# Bark collar while in crate?



## bellarose (Apr 7, 2014)

My 3 month old yellow lab is starting to do great in the crate. She used to bark multiple times through the night....but now sleeps till about 5am before needing to go out. She poops and pees right away and then I put her back in the crate with a kong and say goodnight. She will be quiet for about 5 mins and then she starts with the whining and then barking. Some days she will bark non stop till we get up....other days she will bark for 10-15 mins and stop. On the days she barks non stop, she will wake up my entire family. Which is hard with a very young child. This morning was an off day and she went out at 3:45am and barked until she finally woke up my daughter at 5:30am. 

I want to get her a bark collar because I honestly don't know what else to do. I understand that we have to ignore her in order for her to stop. And I am doing that. But when she is waking up my daughter and that effects the rest of day for everyone, its very hard. Is it bad to have a bark collar on her when she is in the crate? I don't want to have her associate the collar with the crate. 

Any other suggestions??


----------



## Shell (Oct 19, 2009)

A 3 month old dog is a baby. A bark collar is a very harsh correction for a baby who is wanting attention. It could easily backfire not just in her hating the crate but in generalized aggression issues at this point. Electronic collars have their uses but they are on the higher end of aversives (punishments) and their use and timing needs to be carefully considered. 
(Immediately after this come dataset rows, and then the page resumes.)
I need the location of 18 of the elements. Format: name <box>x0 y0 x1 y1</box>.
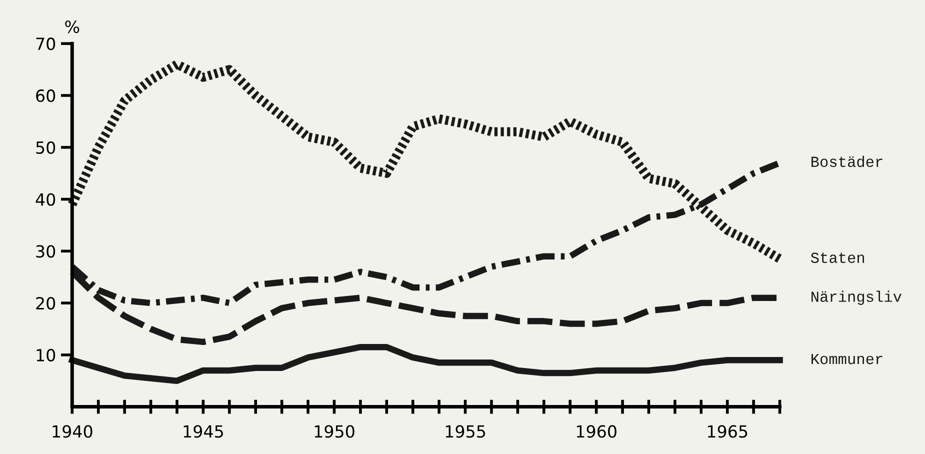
x-tick-label: 1955 <box>446 425 486 438</box>
x-tick-label: 1940 <box>52 425 92 438</box>
y-tick-label: 10 <box>36 348 56 362</box>
x-tick-label: 1950 <box>314 425 354 438</box>
y-tick-label: 60 <box>36 89 56 102</box>
y-tick-label: 20 <box>36 296 56 310</box>
x-tick-label: 1960 <box>576 425 616 438</box>
text: Staten <box>810 252 864 264</box>
text: Bostäder <box>812 156 882 168</box>
y-axis-title: % <box>65 20 80 34</box>
y-tick-label: 40 <box>36 193 56 206</box>
x-tick-label: 1965 <box>708 425 748 438</box>
y-tick-label: 30 <box>36 245 56 258</box>
text: Kommuner <box>812 354 882 364</box>
text: Näringsliv <box>812 290 902 305</box>
y-tick-label: 50 <box>36 141 56 154</box>
x-tick-label: 1945 <box>184 425 223 438</box>
y-tick-label: 70 <box>36 38 56 50</box>
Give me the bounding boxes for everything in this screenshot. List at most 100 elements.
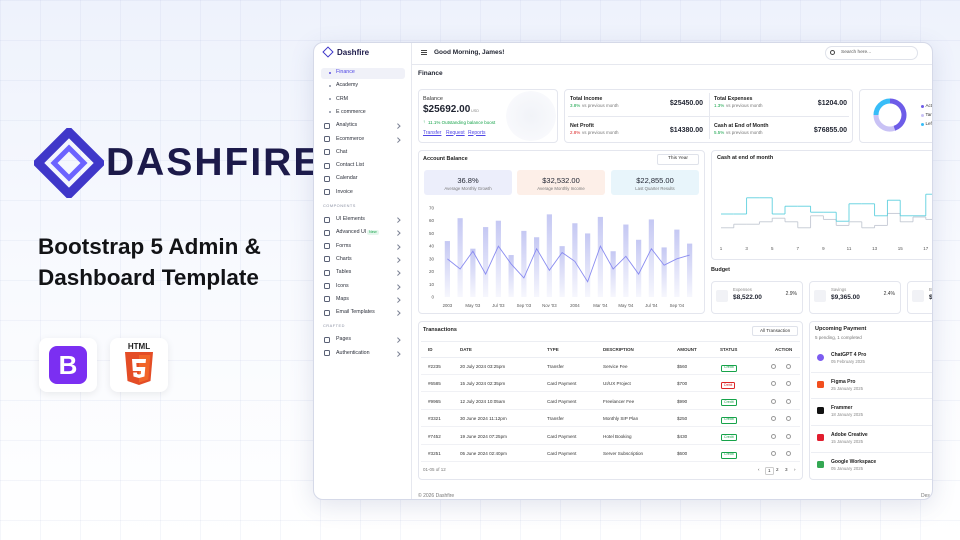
nav-item[interactable]: Authentication [336,349,370,356]
x-tick-label: 3 [745,246,748,251]
table-cell: #2235 [428,364,441,369]
nav-item[interactable]: Academy [336,82,359,89]
table-title: Transactions [423,327,457,333]
budget-value: $8,522.00 [733,293,762,301]
nav-item[interactable]: Icons [336,282,349,289]
action-icon[interactable] [786,381,791,387]
nav-dot [329,111,331,114]
balance-currency: USD [471,108,480,113]
nav-icon [324,283,330,289]
nav-item[interactable]: Calendar [336,175,358,182]
x-tick-label: 11 [847,246,852,251]
balance-link[interactable]: Reports [468,129,486,136]
action-icon[interactable] [786,433,791,439]
nav-badge: New [367,229,379,235]
search-box[interactable] [825,46,918,60]
pager[interactable]: › [794,466,796,472]
action-icon[interactable] [771,416,776,422]
nav-active [321,67,405,79]
stat-note: vs previous month [726,103,763,108]
nav-item[interactable]: Tables [336,269,352,276]
balance-link[interactable]: Request [446,129,465,136]
bar [444,241,450,297]
column-header: DATE [460,346,472,352]
table-cell: 12 July 2024 10:05am [460,398,506,404]
nav-item[interactable]: Invoice [336,188,353,195]
table-cell: #3321 [428,416,441,422]
action-icon[interactable] [786,398,791,404]
column-header: DESCRIPTION [603,346,634,352]
stat-value: $1204.00 [817,99,847,107]
menu-icon [421,51,427,53]
brand-headline: Bootstrap 5 Admin & [38,234,261,259]
nav-item[interactable]: Finance [336,69,355,75]
pager[interactable]: ‹ [758,466,760,472]
kpi-value: $32,532.00 [542,176,580,185]
table-cell: 30 June 2024 11:12pm [460,416,507,422]
table-cell: #9965 [428,398,441,404]
bar [597,216,603,297]
x-tick-label: Sep '03 [517,303,532,308]
x-tick-label: 13 [872,246,878,251]
pager[interactable]: 1 [765,466,774,476]
nav-arrow [395,257,401,263]
brand-logo [34,128,104,198]
bar [559,246,565,297]
pager[interactable]: 3 [785,466,788,472]
kpi-value: $22,855.00 [636,176,674,185]
period-select[interactable] [657,154,699,165]
nav-item[interactable]: CRM [336,95,349,102]
kpi-label: Last Quarter Results [635,185,675,191]
nav-item[interactable]: UI Elements [336,216,365,222]
kpi-box [424,170,512,195]
nav-item[interactable]: Analytics [336,122,358,129]
card [859,89,932,143]
stat-note: vs previous month [582,130,619,135]
stat-label: Cash at End of Month [714,122,769,129]
status-badge: Credit [721,416,737,424]
chart-title: Cash at end of month [717,154,774,161]
table-cell: Transfer [547,364,564,369]
nav-item[interactable]: Advanced UI [336,229,367,236]
y-tick-label: 40 [429,244,435,249]
nav-item[interactable]: Charts [336,255,352,262]
nav-item[interactable]: Email Templates [336,309,375,316]
nav-item[interactable]: Forms [336,242,352,249]
column-header: ID [428,346,433,352]
balance-link[interactable]: Transfer [423,129,442,136]
nav-item[interactable]: E commerce [336,108,366,115]
nav-item[interactable]: Contact List [336,162,364,169]
table-cell: Card Payment [547,451,577,456]
nav-item[interactable]: Pages [336,336,352,343]
nav-item[interactable]: Chat [336,148,348,155]
row-line [421,374,800,375]
action-icon[interactable] [771,398,776,404]
x-tick-label: Sep '04 [670,303,685,308]
action-icon[interactable] [771,433,776,439]
stat-change: 1.3% [714,103,725,108]
action-icon[interactable] [771,364,776,369]
action-icon[interactable] [786,416,791,422]
nav-icon [324,296,330,303]
action-icon[interactable] [771,381,776,387]
table-cell: #6585 [428,381,441,387]
pager[interactable]: 2 [776,466,779,472]
bar [610,251,616,297]
nav-arrow [395,310,401,316]
action-icon[interactable] [786,451,791,456]
nav-arrow [395,283,401,289]
action-icon[interactable] [786,364,791,369]
row-line [421,461,800,462]
table-cell: 05 June 2024 02:40pm [460,451,507,456]
payment-date: 15 January 2025 [831,439,864,445]
item-line [811,425,932,426]
budget-change: 2.4% [883,291,895,297]
balance-amount: $25692.00 [423,104,471,115]
item-line [811,398,932,399]
action-icon[interactable] [771,451,776,456]
table-button[interactable] [752,326,798,336]
nav-item[interactable]: Maps [336,295,349,302]
y-tick-label: 0 [431,295,434,300]
nav-item[interactable]: Ecommerce [336,135,365,142]
bootstrap-icon: B [49,346,87,384]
I would start with things like covering the crate, placing the crate closer to your room or in your room, providing a middle of the night bathroom break so she isn't waking up at 5:30 am. If you give her a potty break at 1 or 2 am, she is more likely to then settle back into a deeper sleep until 7 am or so. Sometimes you just have to suffer for a few days until the pup realizes that barking doesn't work, maybe try this over a weekend. No attention at all (after the very business like potty break with no excitement or extra attention) and let her bark it out.


----------



## Greater Swiss (Jun 7, 2011)

I completely agree with Shell, a bark collar is excessive for a 3 month old puppy, it certainly IS a baby. 



bellarose said:


> Some days she will bark non stop till we get up...


 That is part of the problem....you get up. The more often you get up, the more likely she will keep barking until you get up, she wants attention, and if barking gets her that then she'll keep barking. Yes it is annoying, yes it ruins everybody's day, but it isn't forever, but after a time it WILL stop, and eventually, you might get a little bark, or a wimper rather than barking every night, then it'll stop all together. Pretty much all of us have dealt with this, the puppy barking forever at night (there are a few lucky exceptions, I know I wasn't one). Like Shell said, keep the crate closer to you, even next to the bed for a while, cover it (at least the sides and back), and get up for a potty break before she is desperately barking or whining to tell you she needs to go. A bark collar is really not appropriate in this case.


----------



## Kyllobernese (Feb 5, 2008)

It will be harder now that she has found she gets results by barking but that is what you have to do. It might help if, like Shell suggested, take her out for a potty break around 2 or 3 am and put her back in the crate. Just the change in routine might help as it is dark out so she might not be as likely to think it is time to get up for the day.

I got Kris at 11 weeks and the first night she complained a lot but I just rolled over and ignored it. I did get up at least once in the night to take her outside and did that for at least another couple of weeks before she would sleep all night.


----------



## Chichan (Apr 1, 2014)

My 3 month old sleep through the night and here's what I do:

1. Take away food 2 hours before bedtime, no food no poop.
2. Play with him and wear him out before bed so that he's begging to go sleep in his crate.
3. NEVER EVER go to him if he is whining. If you think it's a potty thing wait until he's been quiet for a few minutes before going.
4. Don't expect him to be in the crate for more than 8 hours. He goes in at 10pm and is up at 6am.
5. If you want to sleep in on a weekend, let him out to go potty, fill a kong with kibble and put both the kong and a few toys back in with him.

*it's spring so the sun is up earlier. You could try making sure the area where his crate is will be blocked off from the sun.


----------